Alzheimer’s disease (AD) is the most common age-related multifactorial neurodegenerative disease which is described as the failure of cognitive performance and behavioral capabilities and there is a desperate need for the treatment to prevent, stop or reverse this devastating disorder. The magnitude of the problem can be judged from the fact that of the 46.8 million people suffering from dementia worldwide, the majority belong to those suffering from AD and this number is expected to triple over the next 30 years. In chapter 2 Villegas et al. discuss several biomarkers for early detection, clinical trials under way on new drugs, and preclinical research involving different approaches to tackle Alzheimer’s disease.
In chapter 3 Cavanagh & Krantic discuss two aspects of AD, hyperexcitability and neuroinflammation, which can be used for future therapeutic intervention. They also summarize the studies, which are related to hyperexcitability and neuroinflammation in the early phases of the disease.

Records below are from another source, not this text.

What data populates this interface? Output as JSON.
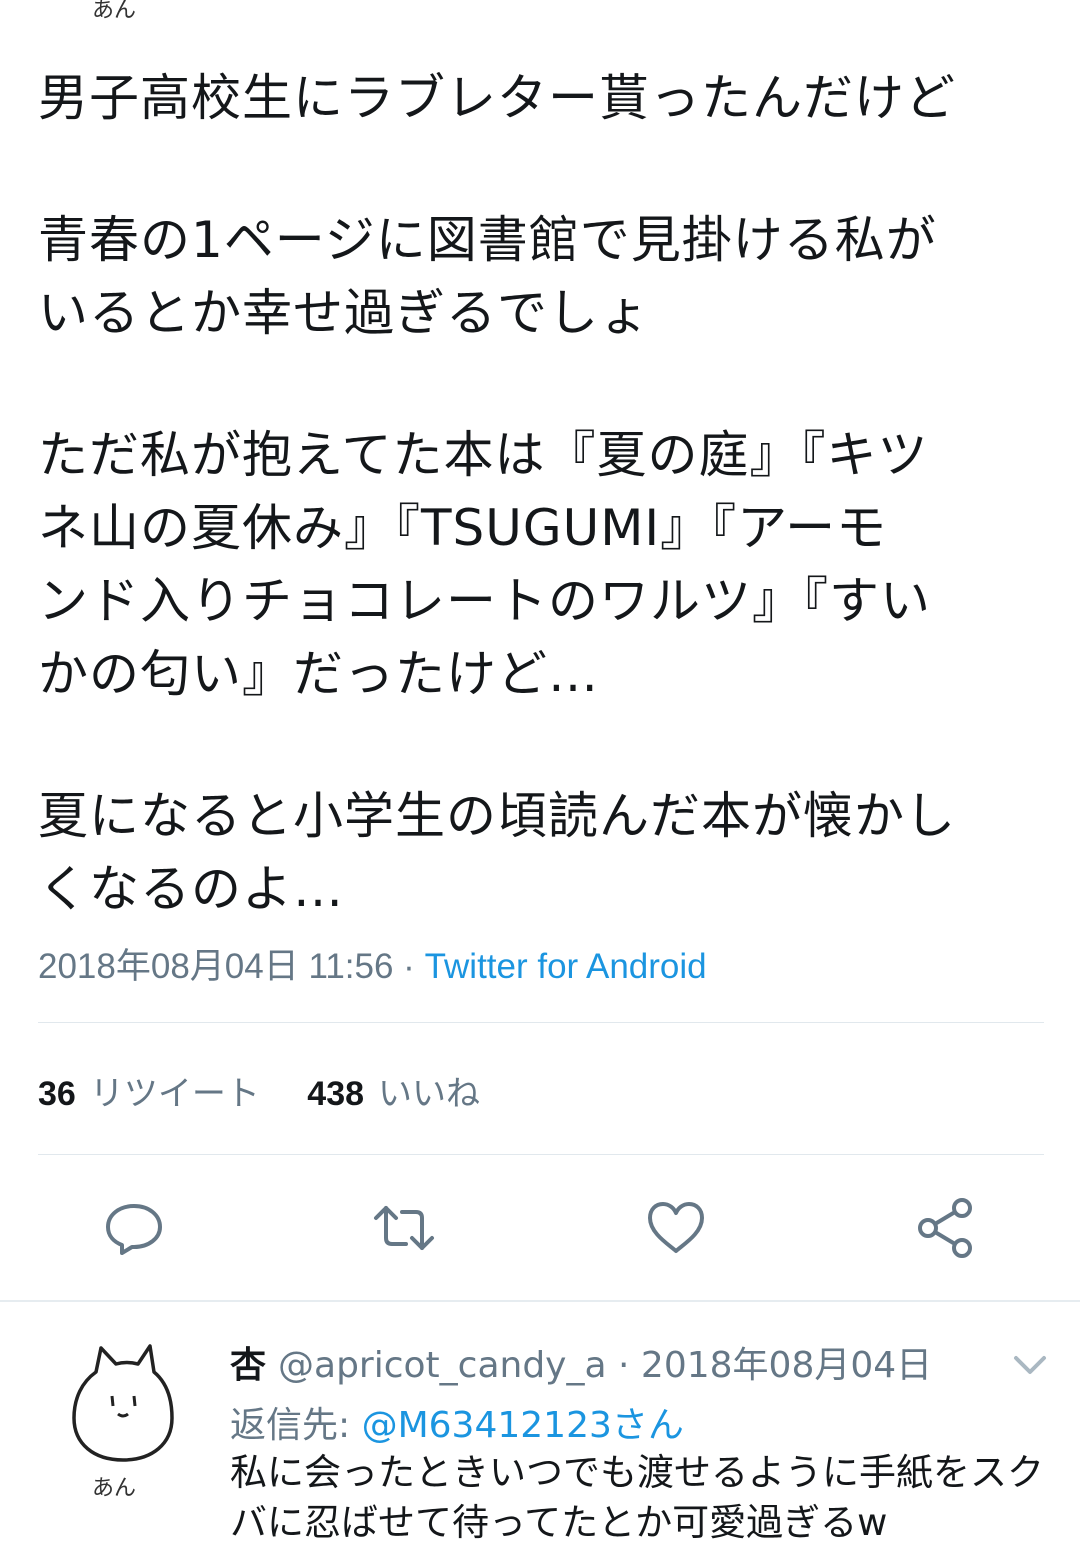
{
  "top_avatar_label": "あん",
  "tweet": {
    "paragraphs": [
      "男子高校生にラブレター貰ったんだけど",
      "青春の1ページに図書館で見掛ける私が\nいるとか幸せ過ぎるでしょ",
      "ただ私が抱えてた本は『夏の庭』『キツ\nネ山の夏休み』『TSUGUMI』『アーモ\nンド入りチョコレートのワルツ』『すい\nかの匂い』だったけど…",
      "夏になると小学生の頃読んだ本が懐かし\nくなるのよ…"
    ],
    "timestamp": "2018年08月04日 11:56",
    "separator": "·",
    "source": "Twitter for Android"
  },
  "stats": {
    "retweet_count": "36",
    "retweet_label": "リツイート",
    "like_count": "438",
    "like_label": "いいね"
  },
  "actions": {
    "reply_icon": "reply-icon",
    "retweet_icon": "retweet-icon",
    "like_icon": "heart-icon",
    "share_icon": "share-icon"
  },
  "reply": {
    "avatar_label": "あん",
    "name": "杏",
    "handle": "@apricot_candy_a",
    "separator": "·",
    "date": "2018年08月04日",
    "reply_to_label": "返信先:",
    "reply_to_mention": "@M63412123さん",
    "text": "私に会ったときいつでも渡せるように手紙をスクバに忍ばせて待ってたとか可愛過ぎるw"
  },
  "colors": {
    "text": "#14171a",
    "secondary": "#657786",
    "link": "#1b95e0",
    "divider": "#e1e8ed"
  }
}
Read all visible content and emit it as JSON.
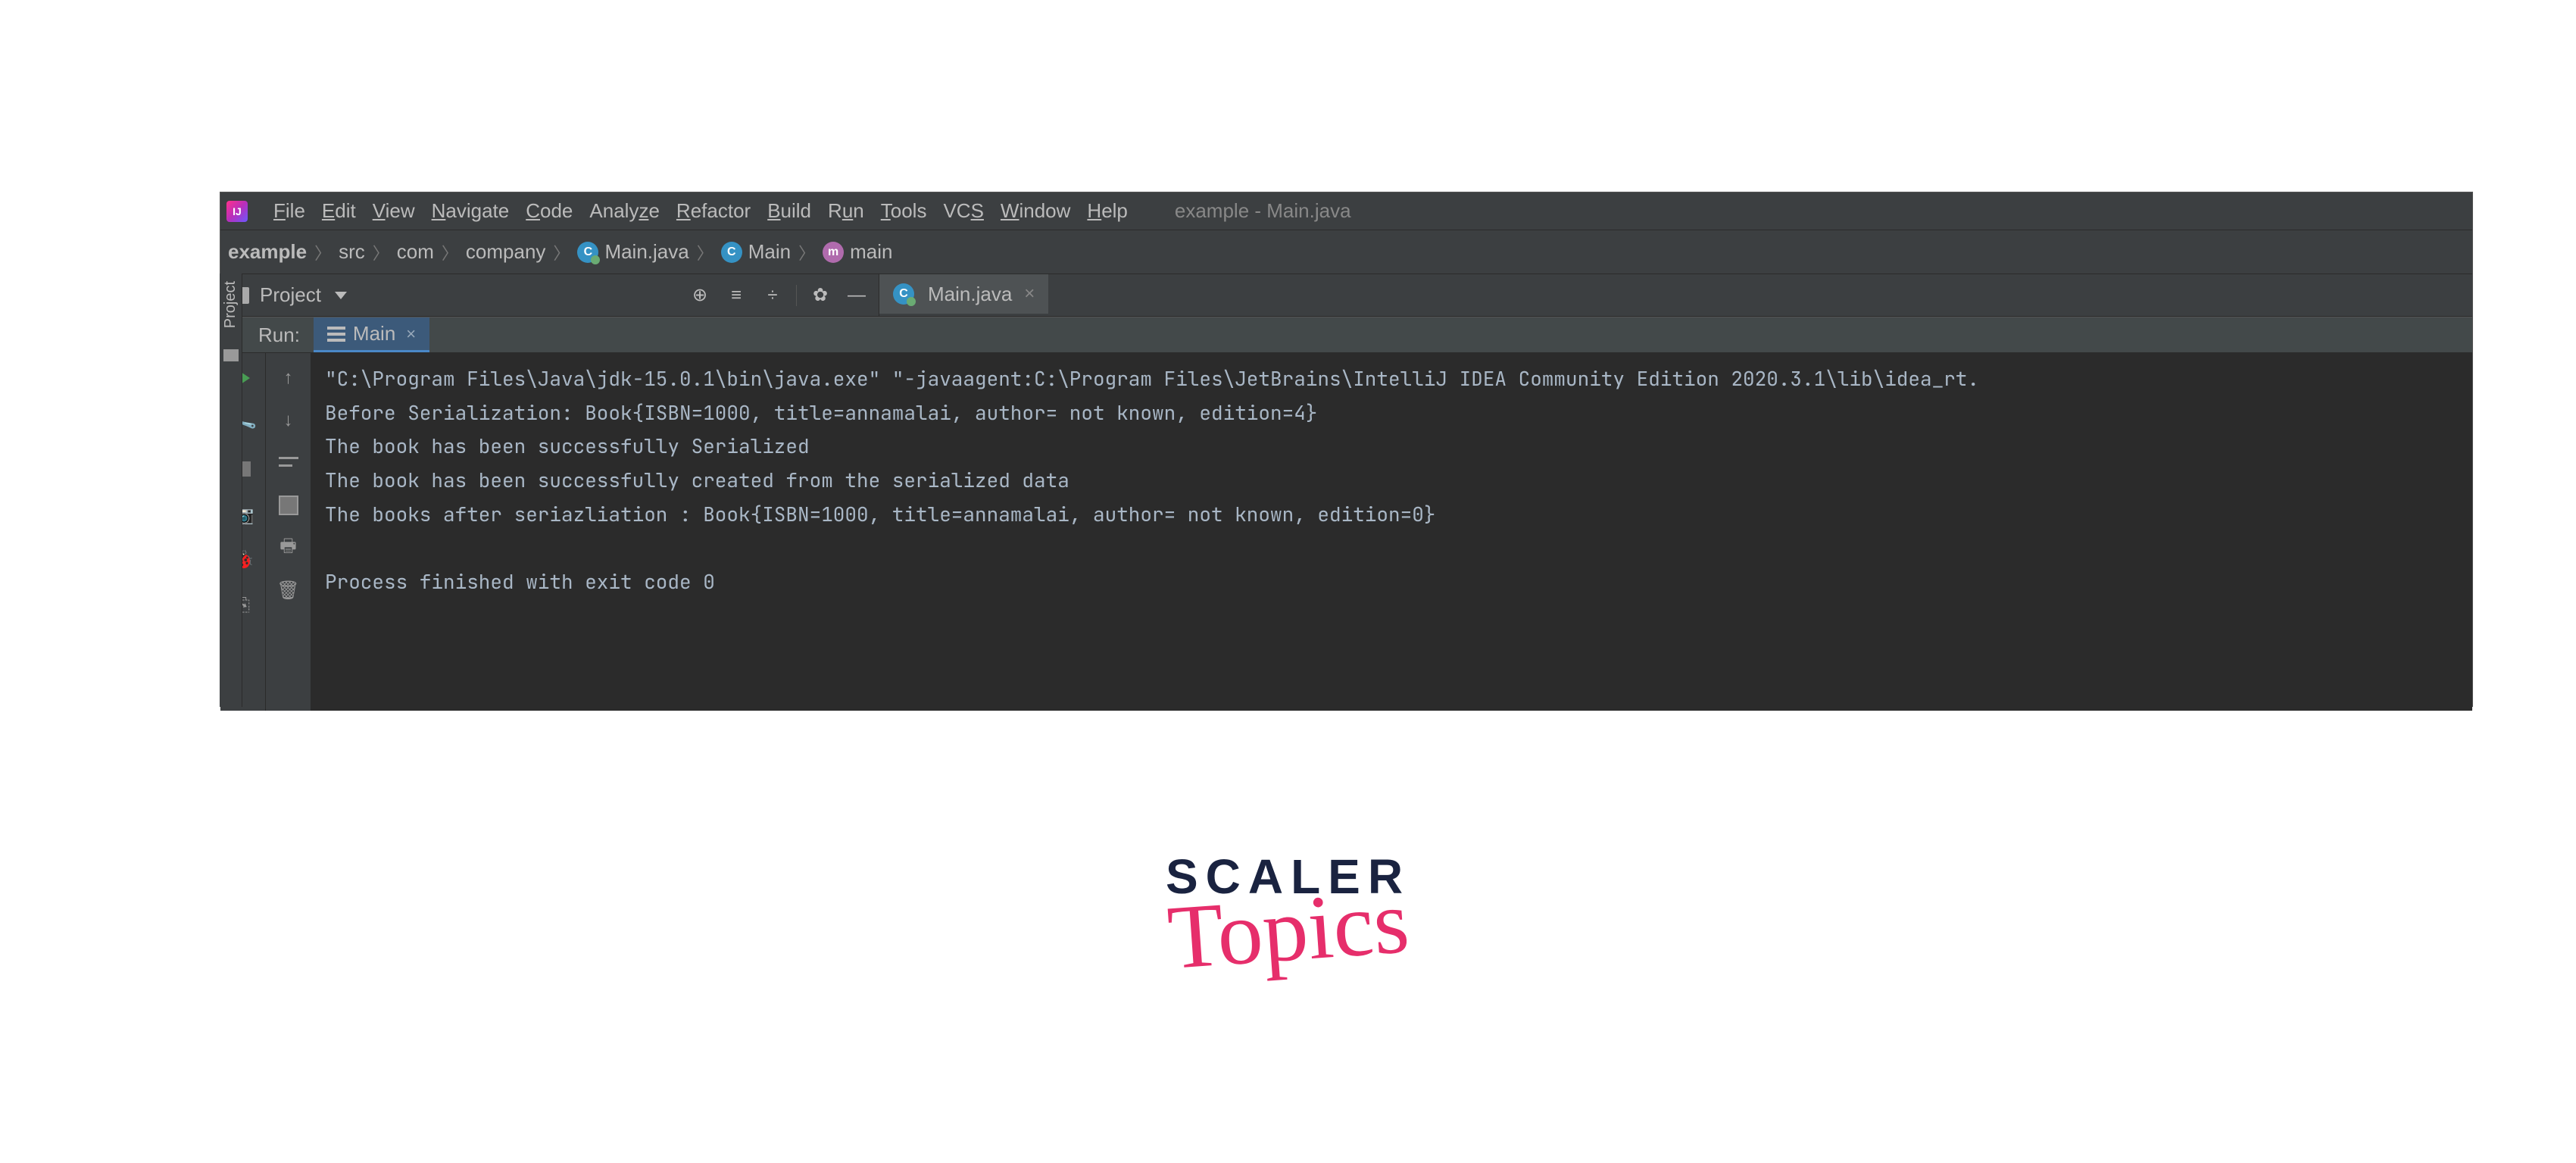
{
  "window_title": "example - Main.java",
  "menu": [
    "File",
    "Edit",
    "View",
    "Navigate",
    "Code",
    "Analyze",
    "Refactor",
    "Build",
    "Run",
    "Tools",
    "VCS",
    "Window",
    "Help"
  ],
  "breadcrumbs": {
    "root": "example",
    "parts": [
      "src",
      "com",
      "company"
    ],
    "file": "Main.java",
    "class": "Main",
    "method": "main"
  },
  "project_tool_label": "Project",
  "left_strip_label": "Project",
  "editor_tab": "Main.java",
  "run_label": "Run:",
  "run_tab_label": "Main",
  "console_lines": [
    "\"C:\\Program Files\\Java\\jdk-15.0.1\\bin\\java.exe\" \"-javaagent:C:\\Program Files\\JetBrains\\IntelliJ IDEA Community Edition 2020.3.1\\lib\\idea_rt.",
    "Before Serialization: Book{ISBN=1000, title=annamalai, author= not known, edition=4}",
    "The book has been successfully Serialized",
    "The book has been successfully created from the serialized data",
    "The books after seriazliation : Book{ISBN=1000, title=annamalai, author= not known, edition=0}",
    "",
    "Process finished with exit code 0"
  ],
  "logo": {
    "line1": "SCALER",
    "line2": "Topics"
  }
}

Diabetic neuropathy (DN) is characterized by neurodegeneration associated with diabetes mellitus which belongs to the earliest and most frequent chronic diabetic complications. It may occur in clinical form or in subclinical form. High blood sugar affects nerve fibers throughout the body, but diabetic neuropathy most often damages nerves in the legs and feet. Vojtková et al. in chapter 4 present a comprehensive review about current possibilities and future perspectives in the management and treatment of diabetic neuropathy.
Migraine is a primary headache disorder characterized by moderate to severe recurrent headaches. Erdener & Dalkara in chapter 5 focus on the current and future therapeutic agents for acute and prophylactic migraine treatment and their mechanisms of action. In chapter 6, the Arsava and Dalkara present a review on developments in the treatment of acute ischemic stroke. They also discuss the recent advancements in the secondary prophylaxis of ischemic stroke.
The 4th volume of the book series represents the results of a significant amount of work by eminent researchers in the field. I am grateful to the authors for these valuable contributions. I also wish to thank the excellent team of Bentham Science Publishers, especially Mr. Shehzad Naqvi (Senior Manager Publications), led by Mr. Mahmood Alam (Director Publications), who deserve our appreciation.